Dann der Europa-Sternkranz mit "Hellas" im Zentrum. Statt Schlammpiste breite bestens asphaltierte Straße, für die en masse Felsen weggesprengt wurden. 29 km sind es bis zur ersten größeren Stadt Igoumenitsa. Ich radle in den Regen, der mir heute so oft zuvorgekommen ist. Als es mir zu nass wird, halte ich unter einem Terassendach an einer geschlossenen Taverne. Zehn Meter entfernt bezieht ein Hund Position. Er beginnt zu bellen. Bellt und bellt. Als er sich ein Stück weiter vorwagt, schreie ich ihn sofort an. Er schreckt zurück und die gesamte Dorf-Hundebande beginnt ein Bell-Konzert. Dann bellt wieder nur mein Gegenüber. 10, 15, 20 Minuten. Als der Regen nachlässt, schwinge ich mich aufs Rad. Ein Gendarmerie-Streife, die offenbar wegen des Bellens alarmiert wurde, kann ich nach dem Weg fragen. Um zehn bin ich schließlich in der Hafenstadt Igoumenitsa.

Mittelmeer-Bucht an der West-Küste von GriechenlandFunradeln mit Schafen und der Tunnelservice von Prevesa
Donnerstag, 8. Dezember 2005: Igoumenitsa - Prevesa - Vonitsa - Mitikas (142 km)
Der Himmel strahlt in den griechischen Nationalfarben.
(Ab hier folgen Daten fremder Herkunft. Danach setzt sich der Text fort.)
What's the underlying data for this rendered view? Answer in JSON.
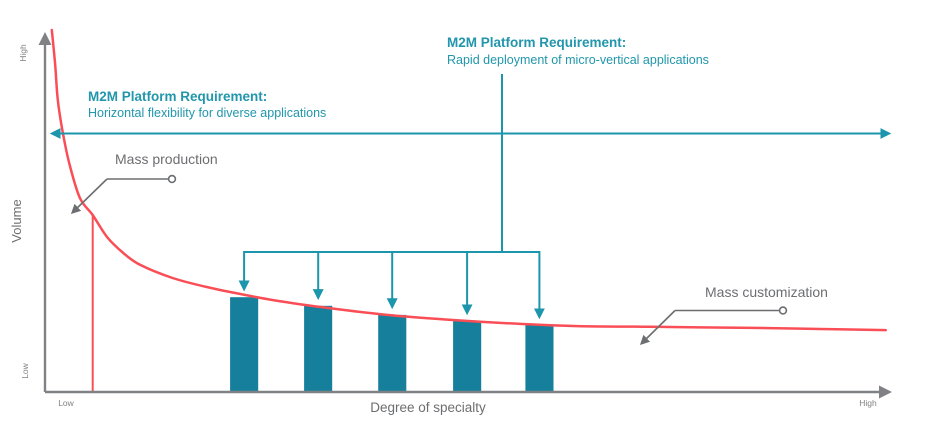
{
  "figure": {
    "axes": {
      "y_axis_label": "Volume",
      "y_high": "High",
      "y_low": "Low",
      "x_axis_label": "Degree of specialty",
      "x_low": "Low",
      "x_high": "High"
    },
    "callouts": {
      "horizontal_requirement": {
        "title": "M2M Platform Requirement:",
        "subtitle": "Horizontal flexibility for diverse applications"
      },
      "vertical_requirement": {
        "title": "M2M Platform Requirement:",
        "subtitle": "Rapid deployment of micro-vertical applications"
      },
      "mass_production": "Mass production",
      "mass_customization": "Mass customization"
    },
    "colors": {
      "teal_text": "#2196ac",
      "teal_line": "#1b96ac",
      "bar_fill": "#16809c",
      "curve_red": "#fa4e57",
      "axis_gray": "#808184",
      "label_gray": "#6d6e71"
    }
  },
  "chart_data": {
    "type": "line",
    "title": "",
    "xlabel": "Degree of specialty",
    "ylabel": "Volume",
    "x_range_labels": [
      "Low",
      "High"
    ],
    "y_range_labels": [
      "Low",
      "High"
    ],
    "grid": false,
    "legend": false,
    "curve": {
      "name": "long-tail-volume-curve",
      "points_frac": [
        [
          0.008,
          1.0
        ],
        [
          0.012,
          0.903
        ],
        [
          0.015,
          0.807
        ],
        [
          0.021,
          0.715
        ],
        [
          0.029,
          0.627
        ],
        [
          0.041,
          0.536
        ],
        [
          0.056,
          0.489
        ],
        [
          0.073,
          0.428
        ],
        [
          0.092,
          0.384
        ],
        [
          0.112,
          0.351
        ],
        [
          0.15,
          0.315
        ],
        [
          0.19,
          0.29
        ],
        [
          0.229,
          0.271
        ],
        [
          0.268,
          0.254
        ],
        [
          0.323,
          0.235
        ],
        [
          0.402,
          0.213
        ],
        [
          0.479,
          0.199
        ],
        [
          0.558,
          0.188
        ],
        [
          0.626,
          0.182
        ],
        [
          0.711,
          0.18
        ],
        [
          0.832,
          0.177
        ],
        [
          0.911,
          0.174
        ],
        [
          0.988,
          0.171
        ]
      ]
    },
    "head_boundary": {
      "x_frac": 0.056,
      "top_v": 0.489
    },
    "bars": {
      "name": "micro-vertical-application-segments",
      "x_frac": [
        0.234,
        0.321,
        0.408,
        0.496,
        0.581
      ],
      "height_frac": [
        0.262,
        0.238,
        0.213,
        0.196,
        0.185
      ],
      "width_frac": 0.033
    }
  }
}
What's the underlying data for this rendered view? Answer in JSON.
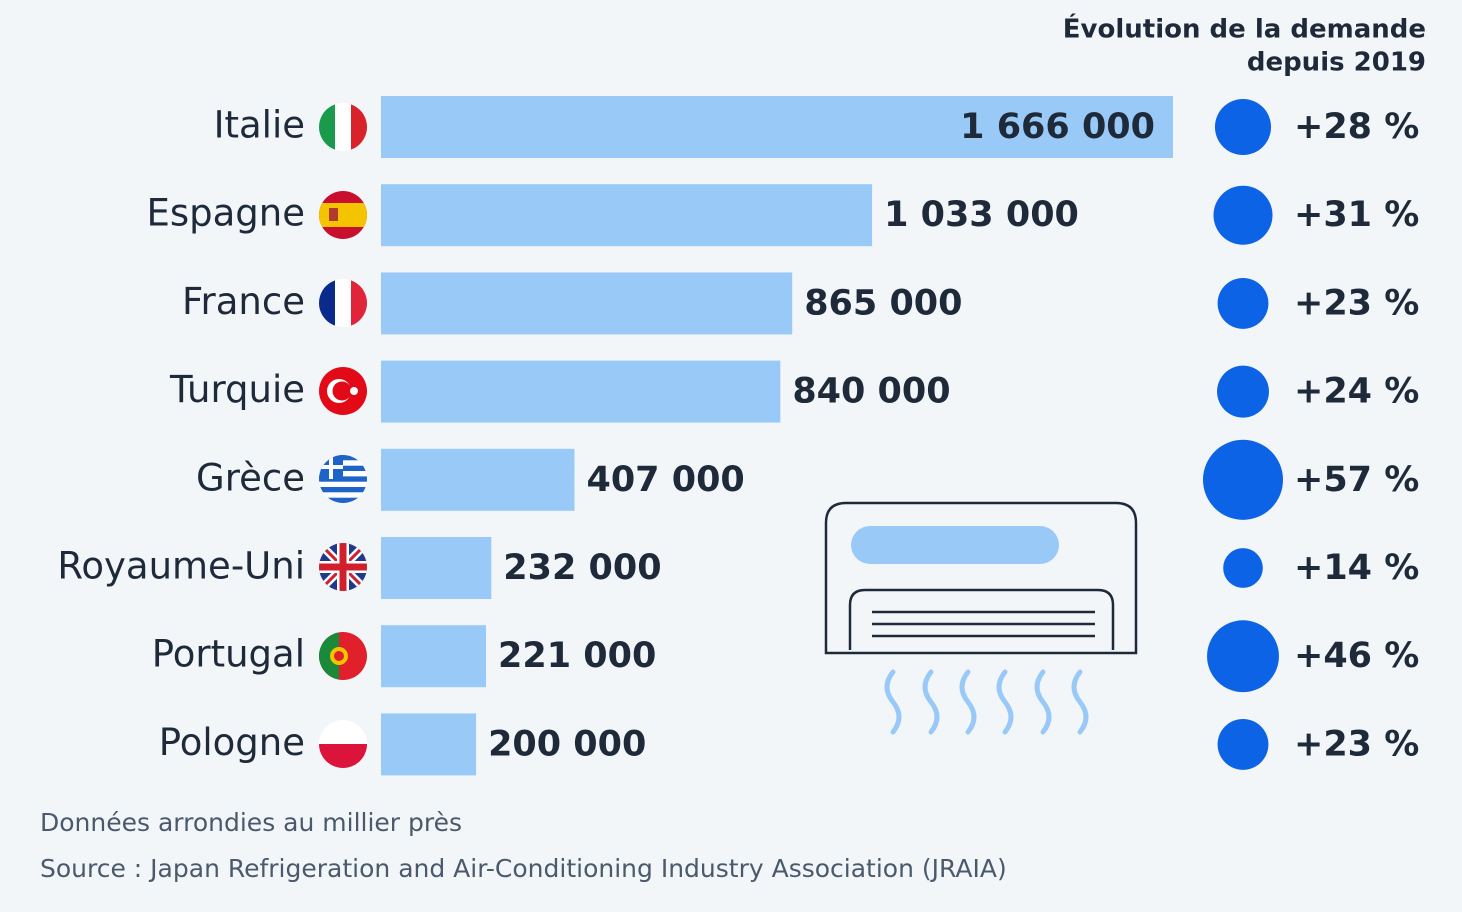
{
  "chart_data": {
    "type": "bar",
    "categories": [
      "Italie",
      "Espagne",
      "France",
      "Turquie",
      "Grèce",
      "Royaume-Uni",
      "Portugal",
      "Pologne"
    ],
    "values": [
      1666000,
      1033000,
      865000,
      840000,
      407000,
      232000,
      221000,
      200000
    ],
    "value_labels": [
      "1 666 000",
      "1 033 000",
      "865 000",
      "840 000",
      "407 000",
      "232 000",
      "221 000",
      "200 000"
    ],
    "color": "#99caf7",
    "growth_title": [
      "Évolution de la demande",
      "depuis 2019"
    ],
    "growth_values": [
      28,
      31,
      23,
      24,
      57,
      14,
      46,
      23
    ],
    "growth_labels": [
      "+28 %",
      "+31 %",
      "+23 %",
      "+24 %",
      "+57 %",
      "+14 %",
      "+46 %",
      "+23 %"
    ],
    "growth_color": "#0d63e6",
    "notes": [
      "Données arrondies au millier près",
      "Source : Japan Refrigeration and Air-Conditioning Industry Association (JRAIA)"
    ]
  }
}
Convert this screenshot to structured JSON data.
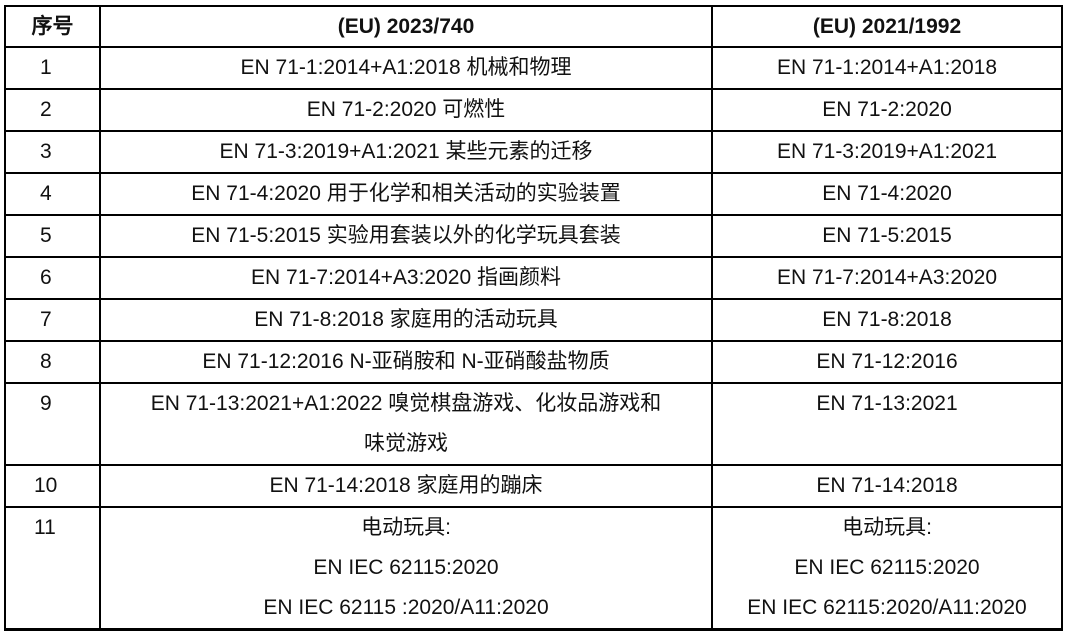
{
  "header": {
    "col1": "序号",
    "col2": "(EU) 2023/740",
    "col3": "(EU) 2021/1992"
  },
  "rows": [
    {
      "no": "1",
      "eu2023": [
        "EN 71-1:2014+A1:2018  机械和物理"
      ],
      "eu2021": [
        "EN 71-1:2014+A1:2018"
      ]
    },
    {
      "no": "2",
      "eu2023": [
        "EN 71-2:2020  可燃性"
      ],
      "eu2021": [
        "EN 71-2:2020"
      ]
    },
    {
      "no": "3",
      "eu2023": [
        "EN 71-3:2019+A1:2021 某些元素的迁移"
      ],
      "eu2021": [
        "EN 71-3:2019+A1:2021"
      ]
    },
    {
      "no": "4",
      "eu2023": [
        "EN 71-4:2020 用于化学和相关活动的实验装置"
      ],
      "eu2021": [
        "EN 71-4:2020"
      ]
    },
    {
      "no": "5",
      "eu2023": [
        "EN 71-5:2015  实验用套装以外的化学玩具套装"
      ],
      "eu2021": [
        "EN 71-5:2015"
      ]
    },
    {
      "no": "6",
      "eu2023": [
        "EN 71-7:2014+A3:2020  指画颜料"
      ],
      "eu2021": [
        "EN 71-7:2014+A3:2020"
      ]
    },
    {
      "no": "7",
      "eu2023": [
        "EN 71-8:2018  家庭用的活动玩具"
      ],
      "eu2021": [
        "EN 71-8:2018"
      ]
    },
    {
      "no": "8",
      "eu2023": [
        "EN 71-12:2016 N-亚硝胺和 N-亚硝酸盐物质"
      ],
      "eu2021": [
        "EN 71-12:2016"
      ]
    },
    {
      "no": "9",
      "eu2023": [
        "EN 71-13:2021+A1:2022 嗅觉棋盘游戏、化妆品游戏和",
        "味觉游戏"
      ],
      "eu2021": [
        "EN 71-13:2021"
      ]
    },
    {
      "no": "10",
      "eu2023": [
        "EN 71-14:2018  家庭用的蹦床"
      ],
      "eu2021": [
        "EN 71-14:2018"
      ]
    },
    {
      "no": "11",
      "eu2023": [
        "电动玩具:",
        "EN IEC 62115:2020",
        "EN IEC 62115 :2020/A11:2020"
      ],
      "eu2021": [
        "电动玩具:",
        "EN IEC 62115:2020",
        "EN IEC 62115:2020/A11:2020"
      ]
    }
  ]
}
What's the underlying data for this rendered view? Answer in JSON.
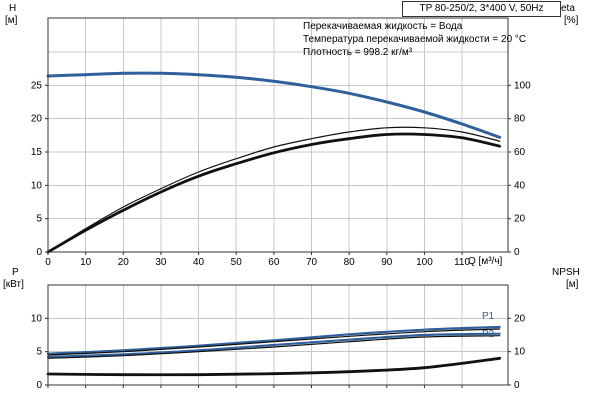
{
  "title_box": "TP 80-250/2, 3*400 V, 50Hz",
  "info_lines": [
    "Перекачиваемая жидкость = Вода",
    "Температура перекачиваемой жидкости = 20 °C",
    "Плотность = 998.2 кг/м³"
  ],
  "axis_labels": {
    "h": "H",
    "h_unit": "[м]",
    "eta": "eta",
    "eta_unit": "[%]",
    "p": "P",
    "p_unit": "[кВт]",
    "npsh": "NPSH",
    "npsh_unit": "[м]",
    "q": "Q [м³/ч]"
  },
  "curve_labels": {
    "p1": "P1",
    "p2": "P2"
  },
  "colors": {
    "blue": "#30609c",
    "black": "#111111",
    "grid": "#c8c8c8",
    "frame": "#333333"
  },
  "chart_data": [
    {
      "type": "line",
      "name": "head-efficiency-panel",
      "title": "TP 80-250/2, 3*400 V, 50Hz",
      "x_axis": {
        "label": "Q [м³/ч]",
        "ticks": [
          0,
          10,
          20,
          30,
          40,
          50,
          60,
          70,
          80,
          90,
          100,
          110
        ],
        "range": [
          0,
          122.2
        ]
      },
      "y_left": {
        "label": "H [м]",
        "ticks": [
          0,
          5,
          10,
          15,
          20,
          25
        ],
        "range": [
          0,
          35.1
        ],
        "gridlines": [
          5,
          10,
          15,
          20,
          25,
          30
        ]
      },
      "y_right": {
        "label": "eta [%]",
        "ticks": [
          0,
          20,
          40,
          60,
          80,
          100
        ],
        "range": [
          0,
          140.4
        ]
      },
      "series": [
        {
          "name": "H",
          "axis": "left",
          "color": "blue",
          "width": 3,
          "x": [
            0,
            10,
            20,
            30,
            40,
            50,
            60,
            70,
            80,
            90,
            100,
            110,
            120
          ],
          "y": [
            26.4,
            26.6,
            26.8,
            26.8,
            26.6,
            26.2,
            25.6,
            24.8,
            23.8,
            22.5,
            21.0,
            19.2,
            17.2
          ]
        },
        {
          "name": "eta1",
          "axis": "right",
          "color": "black",
          "width": 1.2,
          "x": [
            0,
            10,
            20,
            30,
            40,
            50,
            60,
            70,
            80,
            90,
            100,
            110,
            120
          ],
          "y": [
            0,
            14,
            27,
            38,
            48,
            56,
            63,
            68,
            72,
            74.5,
            74.5,
            72,
            66.5
          ]
        },
        {
          "name": "eta2",
          "axis": "right",
          "color": "black",
          "width": 2.8,
          "x": [
            0,
            10,
            20,
            30,
            40,
            50,
            60,
            70,
            80,
            90,
            100,
            110,
            120
          ],
          "y": [
            0,
            13,
            25,
            36,
            45.5,
            53,
            59.5,
            64.5,
            68,
            70.5,
            70.5,
            68.5,
            63.5
          ]
        }
      ]
    },
    {
      "type": "line",
      "name": "power-npsh-panel",
      "x_axis": {
        "label": "Q [м³/ч]",
        "ticks": [
          0,
          10,
          20,
          30,
          40,
          50,
          60,
          70,
          80,
          90,
          100,
          110
        ],
        "range": [
          0,
          122.2
        ]
      },
      "y_left": {
        "label": "P [кВт]",
        "ticks": [
          0,
          5,
          10
        ],
        "range": [
          0,
          15
        ],
        "gridlines": [
          5,
          10
        ]
      },
      "y_right": {
        "label": "NPSH [м]",
        "ticks": [
          0,
          10,
          20
        ],
        "range": [
          0,
          30
        ]
      },
      "series": [
        {
          "name": "P1",
          "axis": "left",
          "color": "blue",
          "width": 2.2,
          "x": [
            0,
            20,
            40,
            60,
            80,
            100,
            120
          ],
          "y": [
            4.7,
            5.2,
            5.9,
            6.7,
            7.6,
            8.3,
            8.7
          ]
        },
        {
          "name": "P1_black",
          "axis": "left",
          "color": "black",
          "width": 1.2,
          "x": [
            0,
            20,
            40,
            60,
            80,
            100,
            120
          ],
          "y": [
            4.5,
            5.0,
            5.7,
            6.5,
            7.3,
            8.0,
            8.4
          ]
        },
        {
          "name": "P2",
          "axis": "left",
          "color": "blue",
          "width": 2.2,
          "x": [
            0,
            20,
            40,
            60,
            80,
            100,
            120
          ],
          "y": [
            4.2,
            4.6,
            5.2,
            6.0,
            6.8,
            7.5,
            7.7
          ]
        },
        {
          "name": "P2_black",
          "axis": "left",
          "color": "black",
          "width": 1.2,
          "x": [
            0,
            20,
            40,
            60,
            80,
            100,
            120
          ],
          "y": [
            4.0,
            4.4,
            5.0,
            5.7,
            6.5,
            7.2,
            7.4
          ]
        },
        {
          "name": "NPSH",
          "axis": "right",
          "color": "black",
          "width": 2.8,
          "x": [
            0,
            20,
            40,
            60,
            80,
            100,
            120
          ],
          "y": [
            3.3,
            3.1,
            3.1,
            3.4,
            4.0,
            5.2,
            8.0
          ]
        }
      ]
    }
  ]
}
Blau und Weiß wie lieb ich dich! Und Rückenwind! Mit teilweise mehr als 30 km/h bläst er mich die Berge rauf. Die westgriechische Küste liegt abseits des Massentourismus. Ist alles andere als hässlich. Rockige Buchten wechseln sich ab (Foto rechts). Kurz vor Prevesa führt eine Nebenstrecke direkt am flachen Sandstrand entlang. Ein Mann schwimmt.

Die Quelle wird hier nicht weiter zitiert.